"Fayette Sunnaville was my grandfather on my mother's side. That was my mother's father. Rachel Sunnaville was my mother's mother's name. I don't know the names of my father's people. They was sole[HW:?] in slavery. But it is been so far back; I don't remember nothing, and I don't know whether they would or not if they was living.
"We stayed on the old plantation for seven or eight years before we had sense enough or knowed enough to get away from there and git something for ourselves. That is how I come to raise such big potatoes. I been raising them fifty years. These are hill potatoes. You have to know how to raise potatoes to grow 'em this big. (He showed me some potatoes, sweet, weighing about seven pounds—ed.)
"I have heard my mother and my grandfather tell lots of stories about slavery. I can't remember them.
"Old man Bullocks had about eight or ten families that I knew about. Those were the families that lived right near us in the quarters. I didn't say eight or ten hands—I said eight or ten families. Them was the ones that was right near us. We was awful small after freedom but them what was with him stayed with him quite a while—stayed with the old master. He would pay them so much after freedom come.
"Lawd. I could tell you things about slavery. But I'm forgitful and I can't do it all at once. He had the whole county from Arkadelphia clean down to Princeton and Tulip—our old mars did. Lonoke was between Princeton and Tulip. Princeton was the county-seat. He must have had a large number of slaves. Those ten families I knew was just those close 'round us. Most of the farm was fur pine country land. There would be thirty or forty acres over here of cultivation and then thirty or forty acres over there of woods and so on. He had more land than anybody else but it wasn't all under cultivation.
"He's been dead now twenty or thirty years. I don't know that he was mean to his slaves. If he had been, they wouldn't have gone on after freedom. They would have moved out. You see, they didn't care for nothing but a little something to eat and a fine dress and they would have gone on to somebody else and got that.
"Wasn't no law then. He was the law. I worked all day long for ten cents a day.
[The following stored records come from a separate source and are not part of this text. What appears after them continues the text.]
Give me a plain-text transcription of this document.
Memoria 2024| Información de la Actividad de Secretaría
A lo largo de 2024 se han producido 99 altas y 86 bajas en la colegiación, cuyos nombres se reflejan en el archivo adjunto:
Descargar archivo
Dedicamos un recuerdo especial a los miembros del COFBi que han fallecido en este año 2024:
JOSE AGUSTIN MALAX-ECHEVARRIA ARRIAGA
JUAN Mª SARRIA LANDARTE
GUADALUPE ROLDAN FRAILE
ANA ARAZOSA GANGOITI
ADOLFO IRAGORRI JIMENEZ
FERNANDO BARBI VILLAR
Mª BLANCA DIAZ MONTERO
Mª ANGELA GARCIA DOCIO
They would allowance you so many pounds of meat, so much meal, so much molasses. I have worked all day for ten cents and then gone out at night to get a few potatoes. I have pulled potatoes all day for a peck of meal and I was happy at that. I never did know what the price of cotton was.
"Where we was, the Ku Klux never did bother anybody. All there was, every time we went out we had to have a pass.
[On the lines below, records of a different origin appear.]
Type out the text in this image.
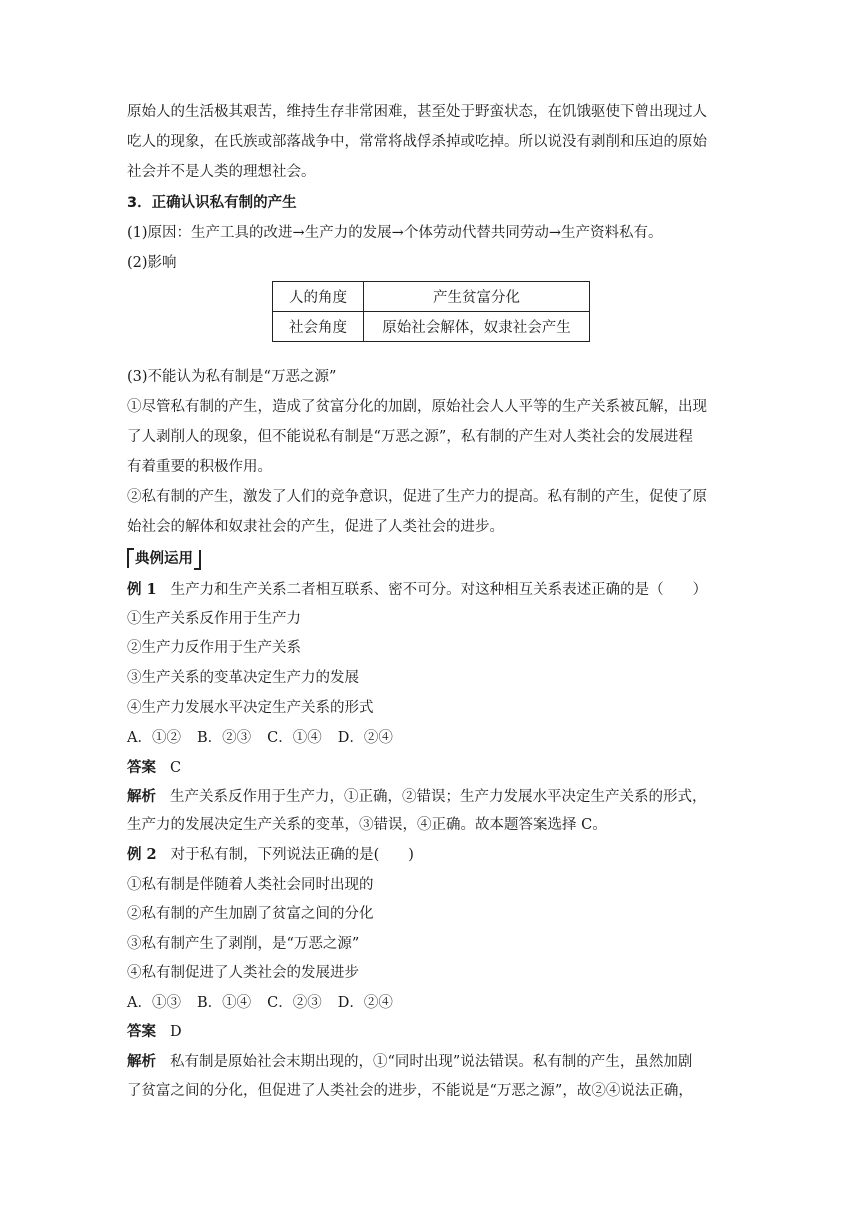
原始人的生活极其艰苦，维持生存非常困难，甚至处于野蛮状态，在饥饿驱使下曾出现过人
吃人的现象，在氏族或部落战争中，常常将战俘杀掉或吃掉。所以说没有剥削和压迫的原始
社会并不是人类的理想社会。
3．正确认识私有制的产生
(1)原因：生产工具的改进→生产力的发展→个体劳动代替共同劳动→生产资料私有。
(2)影响
人的角度	产生贫富分化
社会角度	原始社会解体，奴隶社会产生
(3)不能认为私有制是“万恶之源”
①尽管私有制的产生，造成了贫富分化的加剧，原始社会人人平等的生产关系被瓦解，出现
了人剥削人的现象，但不能说私有制是“万恶之源”，私有制的产生对人类社会的发展进程
有着重要的积极作用。
②私有制的产生，激发了人们的竞争意识，促进了生产力的提高。私有制的产生，促使了原
始社会的解体和奴隶社会的产生，促进了人类社会的进步。
典例运用
例 1 生产力和生产关系二者相互联系、密不可分。对这种相互关系表述正确的是（　　）
①生产关系反作用于生产力
②生产力反作用于生产关系
③生产关系的变革决定生产力的发展
④生产力发展水平决定生产关系的形式
A．①② B．②③ C．①④ D．②④
答案 C
解析 生产关系反作用于生产力，①正确，②错误；生产力发展水平决定生产关系的形式，
生产力的发展决定生产关系的变革，③错误，④正确。故本题答案选择 C。
例 2 对于私有制，下列说法正确的是(　　)
①私有制是伴随着人类社会同时出现的
②私有制的产生加剧了贫富之间的分化
③私有制产生了剥削，是“万恶之源”
④私有制促进了人类社会的发展进步
A．①③ B．①④ C．②③ D．②④
答案 D
解析 私有制是原始社会末期出现的，①“同时出现”说法错误。私有制的产生，虽然加剧
了贫富之间的分化，但促进了人类社会的进步，不能说是“万恶之源”，故②④说法正确，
"My grandfather and grandmother were both whipped sometimes. I don't know the man that whipped them. I don't know whether it was the agent or the owner or who, but they were whipped. Lots of times they had work to do and didn't do it. Naturally they whipped them for it. That was what they whipped my grandparents for. Sometimes too, they would go off and wouldn't let the white folks know where they was going. Sometimes they would neglect to feed the horses or to milk the cows—something like that. That was the only reason I ever heard of for punishing them.
"I heard that if the boss man wanted to be with women that they had, the women would be scared not to be with him for fear he would whip them. And when they started whipping them for that they kept on till they got what they wanted. They would take them 'way off and have dealings with them. That is where so much of that yellow and half-white comes from.